Department of Biological Sciences and Institute of Molecular and Structural Biology, Birkbeck, University of London, London, UK.
BMC Bioinformatics. 2012 Jul 23;13:172. doi: 10.1186/1471-2105-13-172.
Increasingly biological text mining research is focusing on the extraction of complex relationships relevant to the construction and curation of biological networks and pathways. However, one important category of pathway - metabolic pathways - has been largely neglected.Here we present a relatively simple method for extracting metabolic reaction information from free text that scores different permutations of assigned entities (enzymes and metabolites) within a given sentence based on the presence and location of stemmed keywords. This method extends an approach that has proved effective in the context of the extraction of protein-protein interactions.
When evaluated on a set of manually-curated metabolic pathways using standard performance criteria, our method performs surprisingly well. Precision and recall rates are comparable to those previously achieved for the well-known protein-protein interaction extraction task.
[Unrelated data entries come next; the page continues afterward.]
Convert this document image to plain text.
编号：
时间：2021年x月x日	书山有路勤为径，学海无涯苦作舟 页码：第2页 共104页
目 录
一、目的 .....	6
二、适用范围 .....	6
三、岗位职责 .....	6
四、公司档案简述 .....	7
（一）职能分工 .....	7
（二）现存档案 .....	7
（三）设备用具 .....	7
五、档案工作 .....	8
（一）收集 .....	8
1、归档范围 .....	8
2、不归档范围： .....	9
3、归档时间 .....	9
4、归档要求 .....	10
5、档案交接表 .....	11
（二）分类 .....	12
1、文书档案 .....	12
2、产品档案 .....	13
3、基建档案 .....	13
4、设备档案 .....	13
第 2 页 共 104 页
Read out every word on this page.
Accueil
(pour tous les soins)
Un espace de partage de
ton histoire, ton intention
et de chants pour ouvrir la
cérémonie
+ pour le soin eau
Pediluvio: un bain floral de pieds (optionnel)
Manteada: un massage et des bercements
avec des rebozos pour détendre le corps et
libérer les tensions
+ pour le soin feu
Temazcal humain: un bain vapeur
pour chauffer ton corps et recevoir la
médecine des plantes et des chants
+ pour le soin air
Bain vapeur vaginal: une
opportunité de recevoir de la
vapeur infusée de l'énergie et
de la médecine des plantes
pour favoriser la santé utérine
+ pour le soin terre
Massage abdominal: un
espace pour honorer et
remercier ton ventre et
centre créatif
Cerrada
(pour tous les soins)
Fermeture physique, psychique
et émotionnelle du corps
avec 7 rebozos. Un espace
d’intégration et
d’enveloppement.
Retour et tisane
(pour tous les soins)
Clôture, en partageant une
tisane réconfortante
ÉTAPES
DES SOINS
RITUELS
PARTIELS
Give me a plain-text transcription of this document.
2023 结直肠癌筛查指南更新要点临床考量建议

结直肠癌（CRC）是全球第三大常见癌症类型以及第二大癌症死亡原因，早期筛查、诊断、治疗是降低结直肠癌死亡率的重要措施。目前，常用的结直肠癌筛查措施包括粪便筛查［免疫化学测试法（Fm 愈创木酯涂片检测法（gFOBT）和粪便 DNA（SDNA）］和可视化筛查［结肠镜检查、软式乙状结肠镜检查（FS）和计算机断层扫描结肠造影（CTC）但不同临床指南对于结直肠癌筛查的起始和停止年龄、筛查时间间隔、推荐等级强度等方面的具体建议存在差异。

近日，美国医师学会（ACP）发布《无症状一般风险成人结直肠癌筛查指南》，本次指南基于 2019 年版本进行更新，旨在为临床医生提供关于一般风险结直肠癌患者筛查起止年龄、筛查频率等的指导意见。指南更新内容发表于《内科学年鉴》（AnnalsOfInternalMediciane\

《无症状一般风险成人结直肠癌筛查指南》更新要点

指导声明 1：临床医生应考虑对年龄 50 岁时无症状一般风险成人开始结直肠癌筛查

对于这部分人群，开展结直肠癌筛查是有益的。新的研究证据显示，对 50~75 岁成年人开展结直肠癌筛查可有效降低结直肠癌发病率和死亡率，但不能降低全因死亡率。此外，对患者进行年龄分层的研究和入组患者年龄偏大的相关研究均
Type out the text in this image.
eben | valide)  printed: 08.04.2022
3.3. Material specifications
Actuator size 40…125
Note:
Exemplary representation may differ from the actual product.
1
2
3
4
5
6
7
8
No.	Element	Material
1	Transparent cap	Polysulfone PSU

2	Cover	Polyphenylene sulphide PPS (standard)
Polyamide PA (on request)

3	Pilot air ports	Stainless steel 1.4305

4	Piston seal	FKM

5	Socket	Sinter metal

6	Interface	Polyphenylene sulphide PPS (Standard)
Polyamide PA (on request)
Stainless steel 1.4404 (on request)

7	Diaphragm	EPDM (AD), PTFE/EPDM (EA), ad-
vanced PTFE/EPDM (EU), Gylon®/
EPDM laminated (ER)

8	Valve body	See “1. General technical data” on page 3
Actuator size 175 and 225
We conclude that automated metabolic pathway construction is more tractable than has often been assumed, and that (as in the case of protein-protein interaction extraction) relatively simple text-mining approaches can prove surprisingly effective. It is hoped that these results will provide an impetus to further research and act as a useful benchmark for judging the performance of more sophisticated methods that are yet to be developed.
越来越多的生物文本挖掘研究侧重于提取与生物网络和途径的构建和管理相关的复杂关系。然而,途径的一个重要类别——代谢途径——在很大程度上被忽视了。在这里,我们提出了一种相对简单的方法,用于从文本中提取代谢反应信息,该方法根据给定句子中词干关键字的存在和位置,对分配实体(酶和代谢物)的不同排列进行评分。这种方法扩展了一种在提取蛋白质-蛋白质相互作用方面已被证明有效的方法。
当使用标准性能标准评估一组手动整理的代谢途径时,我们的方法表现非常出色。精度和召回率与以前在著名的蛋白质-蛋白质相互作用提取任务中所达到的相当。
我们得出结论,自动代谢途径构建比通常假设的更具可操作性,并且(与蛋白质-蛋白质相互作用提取的情况一样)相对简单的文本挖掘方法可能会非常有效。希望这些结果将为进一步的研究提供动力,并成为判断尚未开发的更复杂方法性能的有用基准。